48人が本棚に入れています
本棚に追加
*
「ミツキ……さん、かぁ」
澤村くんから教えてもらったその名を呟きながら、あおくんのお部屋に到着して鍵を開ける。
「この前も遊びに来たけど……やっぱり緊張するなぁ」
こんな気持ちになるなら、澤村くんにあおくんの元カノの話なんて訊かなければ良かった。
「やだもぅ……めちゃくちゃ後悔してるよぅ」
家主の居ない部屋に入るっていうのは不思議な感覚がする。
この2ヶ月の間に何度となく訪れて、蒼くんと楽しい時間を過ごしたり寝泊まりしてきたっていうのに、緊張感が半端ない。

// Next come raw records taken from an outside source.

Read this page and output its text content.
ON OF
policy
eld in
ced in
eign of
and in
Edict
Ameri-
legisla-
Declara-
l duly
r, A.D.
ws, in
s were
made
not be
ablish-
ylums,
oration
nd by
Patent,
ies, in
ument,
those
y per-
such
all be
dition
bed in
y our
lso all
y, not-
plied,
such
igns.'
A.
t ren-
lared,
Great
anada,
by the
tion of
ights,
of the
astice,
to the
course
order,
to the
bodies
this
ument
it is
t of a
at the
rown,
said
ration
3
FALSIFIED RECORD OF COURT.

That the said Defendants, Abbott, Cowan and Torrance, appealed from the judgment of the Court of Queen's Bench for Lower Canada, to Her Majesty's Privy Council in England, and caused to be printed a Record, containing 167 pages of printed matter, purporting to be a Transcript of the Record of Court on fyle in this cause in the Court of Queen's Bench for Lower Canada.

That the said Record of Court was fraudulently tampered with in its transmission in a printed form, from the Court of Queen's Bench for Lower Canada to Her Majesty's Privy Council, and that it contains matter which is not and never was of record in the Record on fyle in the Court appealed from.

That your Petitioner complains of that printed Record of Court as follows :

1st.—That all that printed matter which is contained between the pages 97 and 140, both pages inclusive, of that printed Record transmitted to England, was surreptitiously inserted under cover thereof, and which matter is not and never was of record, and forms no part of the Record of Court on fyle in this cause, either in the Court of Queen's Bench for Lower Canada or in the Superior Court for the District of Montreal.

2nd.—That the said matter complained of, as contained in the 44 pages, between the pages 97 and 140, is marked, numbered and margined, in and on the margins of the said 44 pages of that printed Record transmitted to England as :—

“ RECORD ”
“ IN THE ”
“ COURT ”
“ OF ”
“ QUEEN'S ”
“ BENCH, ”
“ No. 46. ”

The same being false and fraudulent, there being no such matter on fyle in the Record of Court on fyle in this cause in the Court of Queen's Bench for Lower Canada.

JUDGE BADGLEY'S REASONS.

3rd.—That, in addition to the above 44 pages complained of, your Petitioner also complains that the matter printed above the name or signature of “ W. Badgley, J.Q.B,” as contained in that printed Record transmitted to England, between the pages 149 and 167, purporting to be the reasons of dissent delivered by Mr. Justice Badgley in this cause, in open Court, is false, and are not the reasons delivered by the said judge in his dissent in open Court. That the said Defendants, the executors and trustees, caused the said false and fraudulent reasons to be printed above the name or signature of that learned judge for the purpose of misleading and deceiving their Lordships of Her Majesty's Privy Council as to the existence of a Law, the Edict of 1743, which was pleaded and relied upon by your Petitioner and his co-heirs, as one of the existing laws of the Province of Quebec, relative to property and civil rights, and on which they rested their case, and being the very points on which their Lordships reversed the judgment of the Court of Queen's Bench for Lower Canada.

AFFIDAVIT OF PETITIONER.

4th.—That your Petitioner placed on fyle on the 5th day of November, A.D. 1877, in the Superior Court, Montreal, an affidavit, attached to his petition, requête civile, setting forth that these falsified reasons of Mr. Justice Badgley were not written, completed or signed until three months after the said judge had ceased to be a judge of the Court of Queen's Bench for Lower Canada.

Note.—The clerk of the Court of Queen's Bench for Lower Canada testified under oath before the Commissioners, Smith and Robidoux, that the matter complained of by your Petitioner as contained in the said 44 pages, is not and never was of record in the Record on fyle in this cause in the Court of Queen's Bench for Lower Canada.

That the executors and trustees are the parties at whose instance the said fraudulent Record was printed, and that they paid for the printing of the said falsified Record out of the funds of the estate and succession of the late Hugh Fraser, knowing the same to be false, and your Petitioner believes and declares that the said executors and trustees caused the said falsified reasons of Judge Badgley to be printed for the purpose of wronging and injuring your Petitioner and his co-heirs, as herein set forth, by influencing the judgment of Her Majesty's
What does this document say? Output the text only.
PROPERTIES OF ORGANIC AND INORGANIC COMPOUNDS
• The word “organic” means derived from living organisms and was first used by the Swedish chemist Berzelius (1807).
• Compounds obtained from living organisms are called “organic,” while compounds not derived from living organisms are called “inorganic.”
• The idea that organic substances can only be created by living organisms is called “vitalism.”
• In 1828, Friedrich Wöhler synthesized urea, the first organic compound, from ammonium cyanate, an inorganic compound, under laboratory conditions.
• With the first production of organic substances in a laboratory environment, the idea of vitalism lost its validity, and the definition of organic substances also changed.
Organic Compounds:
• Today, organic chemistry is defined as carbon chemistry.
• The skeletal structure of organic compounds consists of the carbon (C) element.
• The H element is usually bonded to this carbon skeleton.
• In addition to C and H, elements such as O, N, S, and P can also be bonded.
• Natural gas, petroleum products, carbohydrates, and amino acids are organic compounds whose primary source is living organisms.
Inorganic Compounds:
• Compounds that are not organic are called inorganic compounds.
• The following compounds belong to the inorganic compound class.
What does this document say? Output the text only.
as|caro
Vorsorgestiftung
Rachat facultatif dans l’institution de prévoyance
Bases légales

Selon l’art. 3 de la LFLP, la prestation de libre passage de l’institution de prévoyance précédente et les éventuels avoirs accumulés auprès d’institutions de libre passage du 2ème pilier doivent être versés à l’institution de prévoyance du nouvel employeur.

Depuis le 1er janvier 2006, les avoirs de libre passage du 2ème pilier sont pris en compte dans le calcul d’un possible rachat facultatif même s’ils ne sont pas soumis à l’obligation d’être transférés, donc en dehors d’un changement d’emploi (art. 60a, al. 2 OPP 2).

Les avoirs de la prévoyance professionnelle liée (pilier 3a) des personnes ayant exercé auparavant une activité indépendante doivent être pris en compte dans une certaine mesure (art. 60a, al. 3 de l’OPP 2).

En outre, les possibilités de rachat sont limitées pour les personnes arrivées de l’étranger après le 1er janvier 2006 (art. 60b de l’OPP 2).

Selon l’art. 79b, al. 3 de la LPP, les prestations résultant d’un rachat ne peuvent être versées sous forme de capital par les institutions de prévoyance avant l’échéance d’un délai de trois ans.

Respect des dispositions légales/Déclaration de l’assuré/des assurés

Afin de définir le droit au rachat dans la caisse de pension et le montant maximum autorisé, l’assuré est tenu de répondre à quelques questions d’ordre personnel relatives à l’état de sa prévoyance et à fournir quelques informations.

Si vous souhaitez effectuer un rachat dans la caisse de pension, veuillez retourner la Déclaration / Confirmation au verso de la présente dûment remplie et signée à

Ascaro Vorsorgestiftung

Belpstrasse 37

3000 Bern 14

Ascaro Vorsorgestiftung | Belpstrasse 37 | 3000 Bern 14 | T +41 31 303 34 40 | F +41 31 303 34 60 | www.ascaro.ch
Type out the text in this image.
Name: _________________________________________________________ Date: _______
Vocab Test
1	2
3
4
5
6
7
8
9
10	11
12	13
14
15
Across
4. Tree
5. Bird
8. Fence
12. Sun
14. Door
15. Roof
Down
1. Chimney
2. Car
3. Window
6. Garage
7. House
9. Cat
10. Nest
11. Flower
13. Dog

「澤村くんから意外にも常識的な事を言われちゃったしなぁ」
私は独り言を言いながら買い物袋から食材を取り出し、キッチンの上に一つずつ置き始めた。
「…………」
部屋の中はシーンと静まり返っている。
「…………」
バスルームを覗いたらきちんと掃除されているし、トイレも清潔に保たれていて、私の部屋と同じ芳香剤が設置されていて、あおくんが私に対して気を遣ってくれているんだろうと想像させ……
(本当だ……澤村くんの言う通りだ。元カノのミツキさんを気にしたって仕方ないじゃない……)
それからまた大きな溜息をついたんだ。
最初のコメントを投稿しよう!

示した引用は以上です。